With the Bag of Words (BoW) method, the feed-forward neural network did well in training but not as well in validation, suggesting it might not do well with new, unseen data. The SVM and Naive Bayes models had similar outcomes. The tf-idf method gave results close to BoW for the neural net and SVM, but Naive Bayes seemed a bit more stable. However, simple text embeddings didn’t work as well across the board. This could be because these embeddings might be too basic to capture the unique way presidents speak in their SONA addresses.
On the other hand, using BERT embeddings with a pre-trained model gave us some hope. The model kept getting better during training, and its test results were the best among all the models. This suggests that using advanced methods like BERT might be the way forward for such tasks.
Conclusion:
This study shows how important it is to pick the right method to process text and the right model to analyse it. While methods like BoW and tf-idf gave decent results, simple text embeddings didn’t do as well. But, the combination of BERT embeddings and a pre-trained model stood out.

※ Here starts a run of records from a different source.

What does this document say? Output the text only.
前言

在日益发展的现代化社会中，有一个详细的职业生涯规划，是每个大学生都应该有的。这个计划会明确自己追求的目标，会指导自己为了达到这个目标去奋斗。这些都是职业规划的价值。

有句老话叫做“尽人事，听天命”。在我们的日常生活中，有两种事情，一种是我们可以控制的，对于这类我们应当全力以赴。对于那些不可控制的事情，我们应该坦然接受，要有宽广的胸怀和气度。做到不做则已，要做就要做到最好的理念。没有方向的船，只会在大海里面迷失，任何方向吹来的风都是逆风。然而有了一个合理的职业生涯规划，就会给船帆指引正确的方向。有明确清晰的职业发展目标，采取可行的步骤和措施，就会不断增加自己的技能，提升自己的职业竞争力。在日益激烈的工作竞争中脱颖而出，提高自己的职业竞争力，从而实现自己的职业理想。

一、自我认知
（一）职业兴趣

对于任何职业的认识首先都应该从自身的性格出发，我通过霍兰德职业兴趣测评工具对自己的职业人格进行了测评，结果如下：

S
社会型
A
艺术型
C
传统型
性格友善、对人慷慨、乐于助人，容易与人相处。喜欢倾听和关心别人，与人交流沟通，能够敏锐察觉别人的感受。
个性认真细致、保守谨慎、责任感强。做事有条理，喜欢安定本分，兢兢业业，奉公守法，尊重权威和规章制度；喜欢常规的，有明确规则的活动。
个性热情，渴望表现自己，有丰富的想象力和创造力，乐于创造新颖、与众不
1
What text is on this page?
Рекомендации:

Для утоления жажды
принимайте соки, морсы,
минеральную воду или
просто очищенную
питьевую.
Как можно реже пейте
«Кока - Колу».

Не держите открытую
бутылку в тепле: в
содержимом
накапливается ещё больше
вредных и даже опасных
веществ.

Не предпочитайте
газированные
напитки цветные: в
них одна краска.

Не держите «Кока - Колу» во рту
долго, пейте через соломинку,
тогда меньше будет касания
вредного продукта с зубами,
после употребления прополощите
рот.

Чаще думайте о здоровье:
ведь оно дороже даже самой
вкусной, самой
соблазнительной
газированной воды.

This has two main takeaways. First, for researchers looking into political speeches, these models can help in figuring out who might have said an unattributed speech. Second, for those into machine learning, it highlights the growing role of advanced methods like BERT.
Looking ahead, it might be worth exploring even better text processing methods or fine-tuning models like BERT for even more accurate results. Overall, this study shows the exciting possibilities when combining tech with the study of political speeches.